As conditions worsened, Bernanke proposed a quantitative easing program. The quantitative easing program involved the unconventional purchase of treasury bond and mortgage-backed securities (MBS) in order to increase the money supply in the economy. By buying these securities on a large scale, the Fed increased their demand, which caused prices to rise. Since bond prices and interest rates are inversely linked, interest rates have fallen in response to rising prices. Lower interest rates have lowered the costs of financing business investment, thereby improving the financial condition of a business. By strengthening the operations and activities of businesses, businesses have been able to create more jobs, which has helped reduce the unemployment rate.

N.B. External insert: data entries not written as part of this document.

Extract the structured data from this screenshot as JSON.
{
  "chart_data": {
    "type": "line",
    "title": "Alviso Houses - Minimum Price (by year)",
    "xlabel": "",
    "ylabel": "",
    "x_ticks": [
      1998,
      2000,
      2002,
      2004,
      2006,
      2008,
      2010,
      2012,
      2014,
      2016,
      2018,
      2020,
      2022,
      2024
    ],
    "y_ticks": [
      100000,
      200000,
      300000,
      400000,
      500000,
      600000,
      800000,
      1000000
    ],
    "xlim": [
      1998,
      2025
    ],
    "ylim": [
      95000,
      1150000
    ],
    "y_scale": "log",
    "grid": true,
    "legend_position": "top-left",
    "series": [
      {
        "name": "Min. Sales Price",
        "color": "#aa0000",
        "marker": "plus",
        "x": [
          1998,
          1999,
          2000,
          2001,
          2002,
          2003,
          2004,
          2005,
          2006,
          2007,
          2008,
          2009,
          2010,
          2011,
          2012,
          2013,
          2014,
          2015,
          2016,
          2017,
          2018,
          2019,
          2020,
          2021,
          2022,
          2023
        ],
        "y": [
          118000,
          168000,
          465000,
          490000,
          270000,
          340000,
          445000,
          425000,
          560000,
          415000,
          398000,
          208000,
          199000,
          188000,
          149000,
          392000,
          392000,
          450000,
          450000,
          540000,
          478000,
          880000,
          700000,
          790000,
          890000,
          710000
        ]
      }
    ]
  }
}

Ben Bernanke also helped curb the effects of rapidly deteriorating economic conditions by bailouting a number of large troubled financial institutions. While the Fed endorsed the decision to let Lehman Brothers fail, it bailed out companies, such as AIG Insurance, because of the higher risk posed by bailed out companies. In the case of AIG, Bernanke believed that the huge responsibility of the company was only isolated in its financial products which involved hundreds of billions of dollars of speculation in derivatives. In the event that the company loses its speculative position in these derivatives, it would not have sufficient funds to reimburse or cover its losses. For companies like Merrill Lynch and Bear Stearns, the Federal Reserve urged Bank of America and JPMorgan to buy and take over the two companies by guaranteeing bad debts of troubled banks.

In his 2020 book, The courage to act, Bernanke wrote about his tenure as chairman of the Federal Reserve and explained how the global economy was on the verge of collapse in 2008, saying he would have done so if the Federal Reserve and d ‘other agencies had not taken extreme measures. President Barack Obama also said that Bernanke’s actions prevented the financial crisis from becoming as severe as it could have been. However, Bernanke has also been criticized for not doing enough to predict the financial crisis.

Ben Bernanke’s legacy

Although Bernanke’s actions are indelible to the recovery of the global economy, he has been criticized for the approaches he has taken to achieve this recovery. Economists have criticized the fact that it has injected hundreds of billions of dollars into the economy through the bond purchase program, which has potentially increased debt for individuals and businesses and led to the inflation. In addition to these economists, lawmakers also criticized his extreme measures and opposed his reappointment as chairman of the Federal Reserve in 2020. However, President Barack Obama renewed him for a second term.

Since April 2020, Ben Bernanke is currently an economist at the Brookings Institution, a public non-profit organization based in Washington, DC, where he provides advice on fiscal and monetary policies. He is also a senior advisor for Pimco and Citadel.